The closest thing I could find was the Metaculus Ragnarök Question Series, but I'm not sure how to interpret it because:
- The answers seem inconsistent (eg. a 1% chance of >95% of humans being killed by 2100, but a 2% chance of humans going extinct by 2100). Maybe this isn't all that problematic but I'm not sure
- The incentives for accuracy seem weird. These questions only resolve by 2100, and, if there is a catastrophe, nobody will care about their Brier score. Again, this might not be a problem but I'm not sure
- The 'community prediction' (the median) was much higher than the 'Metaculus prediction' (some weighted combination of each user's prediction). Is that because more accurate forecasters were less worried about existential risk, or because there's something that makes a good near-term forecaster that makes people underestimate existential risk?
Related: here's a list of database of existential risk estimates, and here's a list of AI-risk prediction market question suggestions.

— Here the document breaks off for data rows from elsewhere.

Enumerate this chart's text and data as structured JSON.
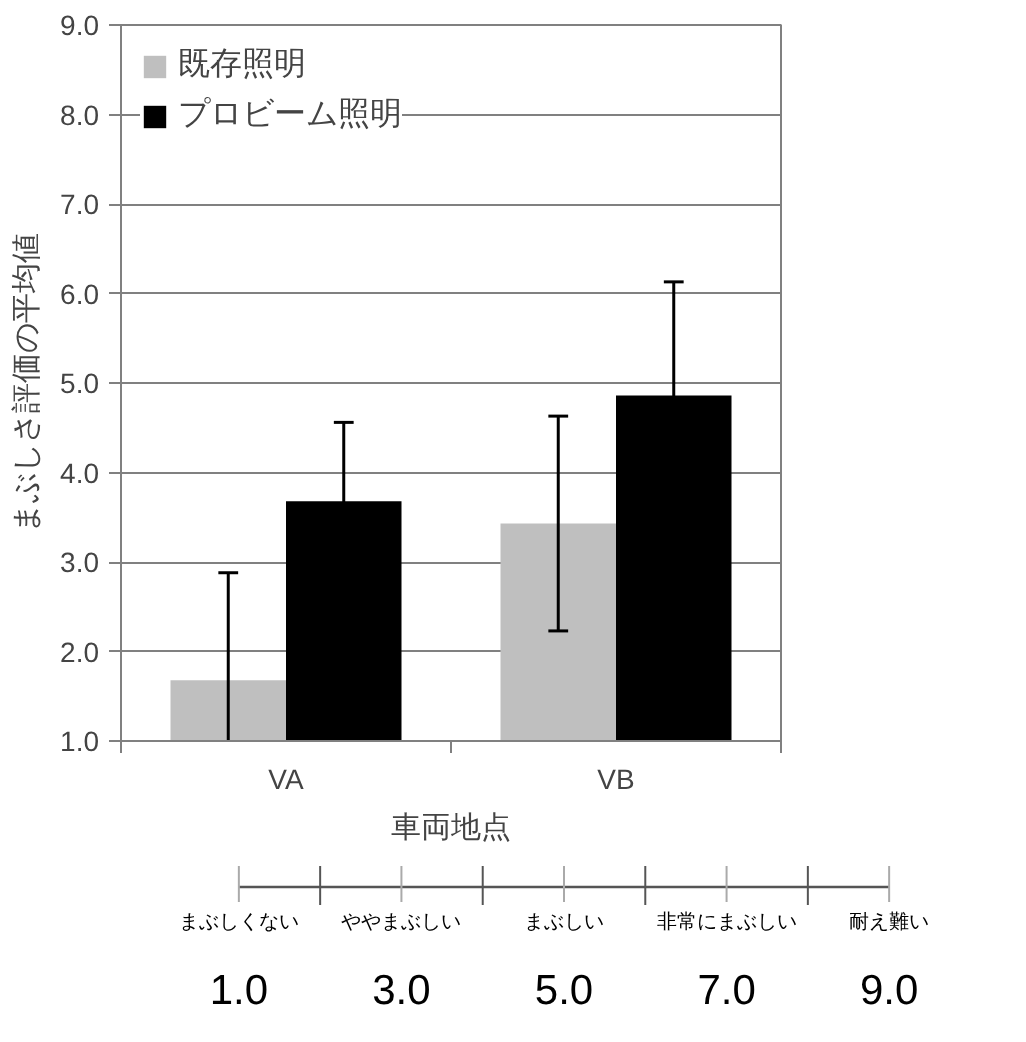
{
  "chart_data": {
    "type": "bar",
    "ylabel": "まぶしさ評価の平均値",
    "xlabel": "車両地点",
    "categories": [
      "VA",
      "VB"
    ],
    "series": [
      {
        "name": "既存照明",
        "color": "#bfbfbf",
        "values": [
          1.68,
          3.43
        ],
        "errors": [
          [
            1.0,
            2.88
          ],
          1.2
        ]
      },
      {
        "name": "プロビーム照明",
        "color": "#000000",
        "values": [
          3.68,
          4.86
        ],
        "errors": [
          0.88,
          1.27
        ]
      }
    ],
    "ylim": [
      1.0,
      9.0
    ],
    "yticks": [
      {
        "value": 1,
        "label": "1.0"
      },
      {
        "value": 2,
        "label": "2.0"
      },
      {
        "value": 3,
        "label": "3.0"
      },
      {
        "value": 4,
        "label": "4.0"
      },
      {
        "value": 5,
        "label": "5.0"
      },
      {
        "value": 6,
        "label": "6.0"
      },
      {
        "value": 7,
        "label": "7.0"
      },
      {
        "value": 8,
        "label": "8.0"
      },
      {
        "value": 9,
        "label": "9.0"
      }
    ],
    "grid": "y",
    "legend": "top left",
    "annotations": [
      "まぶしくない",
      "ややまぶしい",
      "まぶしい",
      "非常にまぶしい",
      "耐え難い",
      "1.0",
      "3.0",
      "5.0",
      "7.0",
      "9.0"
    ]
  }
}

I wonder if questions around existential risk would better be estimated by a smaller group of forecasters, rather than a prediction market or something like Metaculus (for the above reasons and other reasons).
I'm not sure. I mentioned as a reply to that comment that I was unimpressed with the ability of existing "good" forecasters to think about low-probability and otherwise out-of-distribution problems. My guess is that they'd change their minds if "exposed" to all the arguments, and specifically have views very close to the median FHI view, if "exposed" -> reading the existing arguments very carefully and put lots of careful thought into them. However, I think this is a very tough judgement call, and does seem like the type of thing that'd be really bad if we get it wrong!
My beliefs here are also tightly linked to me thinking that the median FHI view is more likely to be correct than Will's view, and it is a well-known bias that people think their views are more common/correct than they actually are.